Farmer leaders from the American Soybean Association (ASA), the National Corn Growers Association (NCGA) and the National Cotton Council (NCC) recently met in Chicago to recognize the planting of the one-billionth acre of biotech-enhanced agricultural commodities.

Representatives from Truth About Trade and Technology (TATT) were also on hand to talk about an acreage counter that is being used to track the planting of biotech acres around the world.

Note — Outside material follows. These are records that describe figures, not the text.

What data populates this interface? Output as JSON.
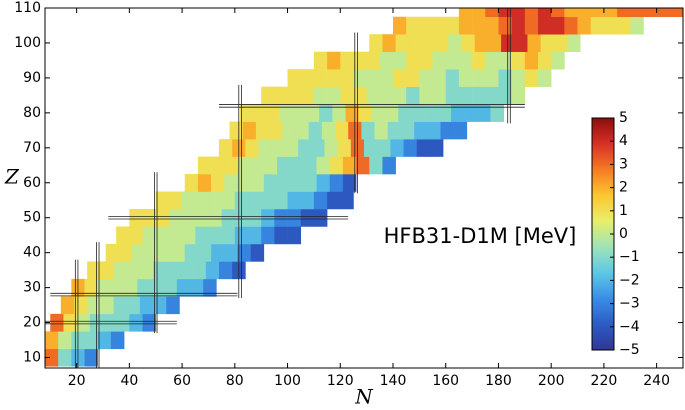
{
  "chart_data": {
    "type": "heatmap",
    "xlabel": "N",
    "ylabel": "Z",
    "annotation": "HFB31-D1M [MeV]",
    "xlim": [
      8,
      250
    ],
    "ylim": [
      7,
      110
    ],
    "xticks": [
      20,
      40,
      60,
      80,
      100,
      120,
      140,
      160,
      180,
      200,
      220,
      240
    ],
    "yticks": [
      10,
      20,
      30,
      40,
      50,
      60,
      70,
      80,
      90,
      100,
      110
    ],
    "cell_width": 5,
    "cell_height": 5,
    "magic_n": [
      20,
      28,
      50,
      82,
      126,
      184
    ],
    "magic_z": [
      20,
      28,
      50,
      82
    ],
    "colormap": [
      "#313695",
      "#2c5cc5",
      "#3a8ee6",
      "#5ec8e5",
      "#9ee3b8",
      "#e8ef6a",
      "#fcc630",
      "#f57a24",
      "#d73027",
      "#8b0e0e"
    ],
    "clim": [
      -5,
      5
    ],
    "cticks": [
      {
        "value": -5,
        "label": "−5"
      },
      {
        "value": -4,
        "label": "−4"
      },
      {
        "value": -3,
        "label": "−3"
      },
      {
        "value": -2,
        "label": "−2"
      },
      {
        "value": -1,
        "label": "−1"
      },
      0,
      1,
      2,
      3,
      4,
      5
    ],
    "rows": [
      {
        "z": 10,
        "n_start": 8,
        "values": [
          3,
          -1,
          -2,
          -3
        ]
      },
      {
        "z": 15,
        "n_start": 8,
        "values": [
          2,
          0,
          -1,
          -1,
          -2,
          -3
        ]
      },
      {
        "z": 20,
        "n_start": 10,
        "values": [
          3,
          1,
          0,
          -1,
          -1,
          -1,
          -2,
          -3
        ]
      },
      {
        "z": 25,
        "n_start": 14,
        "values": [
          2,
          1,
          0,
          0,
          -1,
          -1,
          -2,
          -2,
          -3
        ]
      },
      {
        "z": 30,
        "n_start": 18,
        "values": [
          2,
          1,
          0,
          0,
          0,
          -1,
          -1,
          -1,
          -2,
          -2,
          -3
        ]
      },
      {
        "z": 35,
        "n_start": 24,
        "values": [
          1,
          1,
          0,
          0,
          0,
          -1,
          -1,
          -1,
          -1,
          -2,
          -3,
          -4
        ]
      },
      {
        "z": 40,
        "n_start": 31,
        "values": [
          1,
          1,
          0,
          0,
          0,
          0,
          -1,
          -1,
          -2,
          -2,
          -3,
          -4
        ]
      },
      {
        "z": 45,
        "n_start": 35,
        "values": [
          1,
          1,
          0,
          0,
          0,
          0,
          -1,
          -1,
          -1,
          -2,
          -2,
          -3,
          -4,
          -4
        ]
      },
      {
        "z": 50,
        "n_start": 40,
        "values": [
          1,
          1,
          1,
          0,
          0,
          0,
          0,
          -1,
          -1,
          -1,
          -2,
          -3,
          -3,
          -4,
          -4
        ]
      },
      {
        "z": 55,
        "n_start": 50,
        "values": [
          1,
          1,
          0,
          0,
          0,
          0,
          -1,
          -1,
          -1,
          -1,
          -2,
          -2,
          -3,
          -4,
          -4
        ]
      },
      {
        "z": 60,
        "n_start": 61,
        "values": [
          1,
          2,
          1,
          0,
          0,
          0,
          -1,
          -1,
          -1,
          -1,
          -2,
          -3,
          -4
        ]
      },
      {
        "z": 65,
        "n_start": 66,
        "values": [
          1,
          1,
          1,
          0,
          0,
          0,
          -1,
          -1,
          -1,
          0,
          1,
          2,
          3,
          -1,
          -3
        ]
      },
      {
        "z": 70,
        "n_start": 74,
        "values": [
          1,
          2,
          1,
          0,
          0,
          0,
          -1,
          -1,
          0,
          1,
          3,
          -1,
          -1,
          -2,
          -3,
          -4,
          -4
        ]
      },
      {
        "z": 75,
        "n_start": 78,
        "values": [
          1,
          2,
          1,
          1,
          0,
          0,
          -1,
          0,
          1,
          3,
          -1,
          0,
          -1,
          -1,
          -2,
          -2,
          -3,
          -3
        ]
      },
      {
        "z": 80,
        "n_start": 82,
        "values": [
          1,
          1,
          1,
          0,
          0,
          0,
          -1,
          0,
          2,
          1,
          0,
          0,
          -1,
          -1,
          -1,
          -1,
          -2,
          -2,
          -2,
          -1
        ]
      },
      {
        "z": 85,
        "n_start": 90,
        "values": [
          1,
          1,
          1,
          1,
          0,
          0,
          1,
          1,
          0,
          0,
          0,
          -1,
          0,
          0,
          -1,
          -1,
          -1,
          -1,
          -1,
          0
        ]
      },
      {
        "z": 90,
        "n_start": 100,
        "values": [
          1,
          1,
          1,
          1,
          1,
          0,
          0,
          0,
          1,
          1,
          0,
          0,
          -1,
          0,
          0,
          0,
          -1,
          0,
          1,
          0
        ]
      },
      {
        "z": 95,
        "n_start": 110,
        "values": [
          1,
          2,
          1,
          1,
          1,
          0,
          0,
          1,
          1,
          0,
          0,
          0,
          1,
          0,
          0,
          1,
          2,
          1,
          0
        ]
      },
      {
        "z": 100,
        "n_start": 131,
        "values": [
          1,
          2,
          1,
          1,
          1,
          1,
          0,
          1,
          2,
          2,
          4,
          4,
          2,
          1,
          1,
          0
        ]
      },
      {
        "z": 105,
        "n_start": 140,
        "values": [
          2,
          1,
          1,
          1,
          1,
          2,
          2,
          2,
          3,
          4,
          3,
          4,
          4,
          3,
          2,
          1,
          1,
          1,
          0
        ]
      },
      {
        "z": 110,
        "n_start": 165,
        "values": [
          2,
          2,
          3,
          4,
          4,
          3,
          4,
          3,
          2,
          2,
          2,
          2,
          3,
          3,
          3,
          3,
          3
        ]
      }
    ]
  }
}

"U.S. farmers are adopting biotechnology because they recognize the safety, benefits and potential of biotechnology," said Darrin Ihnen, a South Dakota farmer who serves as Chairman of NCGA’s Biotechnology Working Group. "As a farmer, it’s important that I find ways to become more efficient in my operation. Biotechnology helps reduce the amount of insecticides and herbicides I use."

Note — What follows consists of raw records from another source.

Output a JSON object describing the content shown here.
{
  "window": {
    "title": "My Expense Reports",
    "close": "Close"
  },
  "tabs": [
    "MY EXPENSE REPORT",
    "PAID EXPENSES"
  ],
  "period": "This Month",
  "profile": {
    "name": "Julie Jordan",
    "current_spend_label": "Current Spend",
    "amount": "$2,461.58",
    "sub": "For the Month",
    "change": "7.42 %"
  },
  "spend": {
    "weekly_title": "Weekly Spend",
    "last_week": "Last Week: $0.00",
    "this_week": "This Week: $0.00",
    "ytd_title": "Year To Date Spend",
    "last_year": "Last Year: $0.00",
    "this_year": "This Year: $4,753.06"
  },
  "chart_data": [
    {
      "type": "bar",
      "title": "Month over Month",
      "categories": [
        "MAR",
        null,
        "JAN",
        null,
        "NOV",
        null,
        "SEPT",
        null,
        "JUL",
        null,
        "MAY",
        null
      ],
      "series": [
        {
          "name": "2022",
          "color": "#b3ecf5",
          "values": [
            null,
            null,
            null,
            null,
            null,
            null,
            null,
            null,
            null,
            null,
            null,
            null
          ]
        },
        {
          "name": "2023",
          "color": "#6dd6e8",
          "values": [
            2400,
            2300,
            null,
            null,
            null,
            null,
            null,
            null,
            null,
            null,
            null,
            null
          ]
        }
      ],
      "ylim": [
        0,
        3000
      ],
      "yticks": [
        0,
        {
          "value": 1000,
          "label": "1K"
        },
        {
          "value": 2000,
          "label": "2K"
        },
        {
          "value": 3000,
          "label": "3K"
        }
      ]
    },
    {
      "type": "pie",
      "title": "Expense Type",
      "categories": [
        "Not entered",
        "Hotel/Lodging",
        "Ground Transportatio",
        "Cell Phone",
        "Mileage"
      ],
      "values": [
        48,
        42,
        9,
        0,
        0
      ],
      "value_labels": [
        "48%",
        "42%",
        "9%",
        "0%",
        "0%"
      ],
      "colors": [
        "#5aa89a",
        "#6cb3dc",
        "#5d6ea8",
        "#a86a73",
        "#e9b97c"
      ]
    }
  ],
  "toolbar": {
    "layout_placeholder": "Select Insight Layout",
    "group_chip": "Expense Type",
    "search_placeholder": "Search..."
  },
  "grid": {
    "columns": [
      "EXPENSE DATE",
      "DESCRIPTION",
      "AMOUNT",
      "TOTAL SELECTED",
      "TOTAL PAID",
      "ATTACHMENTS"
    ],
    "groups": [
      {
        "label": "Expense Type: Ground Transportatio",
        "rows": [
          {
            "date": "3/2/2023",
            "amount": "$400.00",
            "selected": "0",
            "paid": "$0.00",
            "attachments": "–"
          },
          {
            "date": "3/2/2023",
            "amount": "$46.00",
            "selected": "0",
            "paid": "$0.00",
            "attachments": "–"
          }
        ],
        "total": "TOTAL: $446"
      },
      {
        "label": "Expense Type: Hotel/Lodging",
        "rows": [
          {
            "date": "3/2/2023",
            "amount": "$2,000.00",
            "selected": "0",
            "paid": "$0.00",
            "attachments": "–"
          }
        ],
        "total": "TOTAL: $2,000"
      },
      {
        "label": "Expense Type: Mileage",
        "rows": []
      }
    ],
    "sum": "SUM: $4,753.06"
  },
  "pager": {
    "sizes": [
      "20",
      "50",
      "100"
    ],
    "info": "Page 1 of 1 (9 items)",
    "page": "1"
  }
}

Biotechnology also results in less soil erosion, less fuel emissions and less herbicide carryover, which provides for healthier groundwater, rivers and streams.

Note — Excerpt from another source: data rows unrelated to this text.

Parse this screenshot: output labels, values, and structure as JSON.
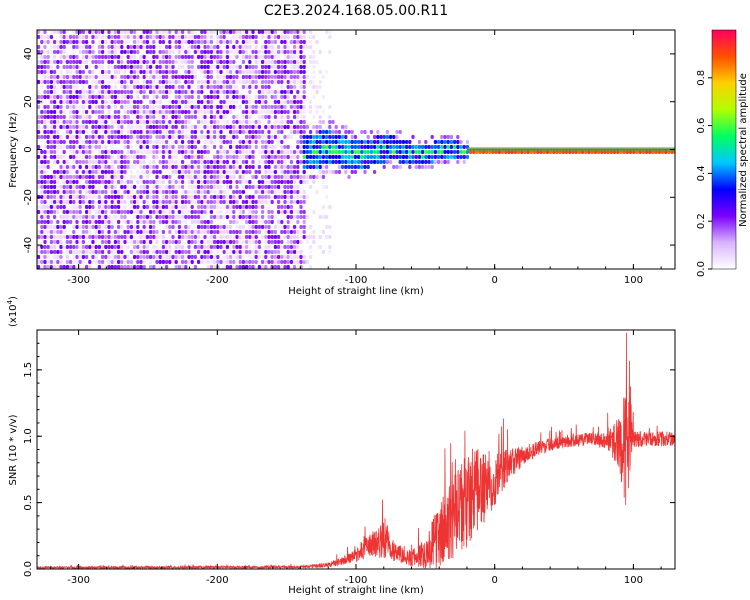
{
  "title": "C2E3.2024.168.05.00.R11",
  "chart_data": [
    {
      "type": "heatmap",
      "xlabel": "Height of straight line (km)",
      "ylabel": "Frequency (Hz)",
      "xlim": [
        -330,
        130
      ],
      "ylim": [
        -50,
        50
      ],
      "x_ticks": [
        -300,
        -200,
        -100,
        0,
        100
      ],
      "y_ticks": [
        -40,
        -20,
        0,
        20,
        40
      ],
      "colorbar": {
        "label": "Normalized spectral amplitude",
        "range": [
          0,
          1
        ],
        "ticks": [
          "0.0",
          "0.2",
          "0.4",
          "0.6",
          "0.8"
        ],
        "stops": [
          "#ffffff",
          "#d9b3ff",
          "#7a00ff",
          "#0000ff",
          "#00c8ff",
          "#00ff60",
          "#b0ff00",
          "#ffd000",
          "#ff5000",
          "#ff0060"
        ]
      },
      "regions": [
        {
          "x": [
            -330,
            -138
          ],
          "freq_spread": 50,
          "amplitude": 0.13,
          "description_level": "noise"
        },
        {
          "x": [
            -138,
            -120
          ],
          "freq_spread": 50,
          "amplitude": 0.04,
          "description_level": "faint"
        },
        {
          "x": [
            -138,
            -20
          ],
          "freq_spread": [
            8,
            3
          ],
          "amplitude": [
            0.35,
            0.4
          ]
        },
        {
          "x": [
            -20,
            130
          ],
          "freq_spread": 1,
          "amplitude": 0.9
        }
      ],
      "grid": false
    },
    {
      "type": "line",
      "xlabel": "Height of straight line (km)",
      "ylabel": "SNR (10 * v/v)",
      "ylabel_scale": "(x10",
      "ylabel_scale_exp": "4",
      "ylabel_scale_close": ")",
      "xlim": [
        -330,
        130
      ],
      "ylim": [
        0,
        1.8
      ],
      "x_ticks": [
        -300,
        -200,
        -100,
        0,
        100
      ],
      "y_ticks": [
        0.0,
        0.5,
        1.0,
        1.5
      ],
      "series": [
        {
          "color": "#ee3333",
          "envelope": {
            "x": [
              -330,
              -140,
              -120,
              -110,
              -100,
              -90,
              -80,
              -70,
              -60,
              -50,
              -40,
              -30,
              -20,
              -10,
              0,
              10,
              20,
              30,
              40,
              50,
              60,
              70,
              80,
              90,
              95,
              100,
              110,
              120,
              130
            ],
            "mean": [
              0.01,
              0.015,
              0.03,
              0.06,
              0.1,
              0.18,
              0.22,
              0.12,
              0.08,
              0.12,
              0.25,
              0.38,
              0.5,
              0.6,
              0.68,
              0.78,
              0.85,
              0.9,
              0.94,
              0.96,
              0.97,
              0.98,
              0.97,
              0.95,
              0.9,
              0.97,
              0.98,
              0.98,
              0.98
            ],
            "amp": [
              0.008,
              0.01,
              0.02,
              0.03,
              0.05,
              0.09,
              0.14,
              0.07,
              0.06,
              0.12,
              0.25,
              0.32,
              0.38,
              0.3,
              0.22,
              0.12,
              0.08,
              0.06,
              0.05,
              0.05,
              0.05,
              0.05,
              0.06,
              0.2,
              0.5,
              0.08,
              0.05,
              0.06,
              0.05
            ]
          },
          "peak": {
            "x": 95,
            "y": 1.78
          }
        }
      ],
      "grid": false
    }
  ]
}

"The one billionth acre of biotech crops has been planted and I’m thrilled that we are acknowledging this milestone," states Dean Kleckner, an Iowa farmer and chairman of TATT. "The astonishing speed with which farmers from around the world have adopted this technology is significant."

Given the world’s growing population, the United Nations Population Fund reports that farmers will have to produce about 75 percent more food per acre by 2020 to meet anticipated demand.

"Farmers are both producers and consumers of the food and fiber that comes from our farms," said Neal Bredehoeft, a Missouri farmer who serves as ASA President. "This dual position helps us recognize that biotechnology is another in a long line of advancements that have helped make our supply of food and fiber the safest and healthiest in the world."

Globally, 6 percent of canola, 11 percent of cotton, 23 percent of corn and 60 percent of soybeans are grown from biotech-enhanced seedstock.

“I'm looking forward to the next generation of biotech products' traits to enhance fiber quality, improve food safety, impart stress tolerance to plants and allow plants to grow in saline soils,” said Craig Shook, a Texas cotton producer who serves as NCC secretary-treasurer.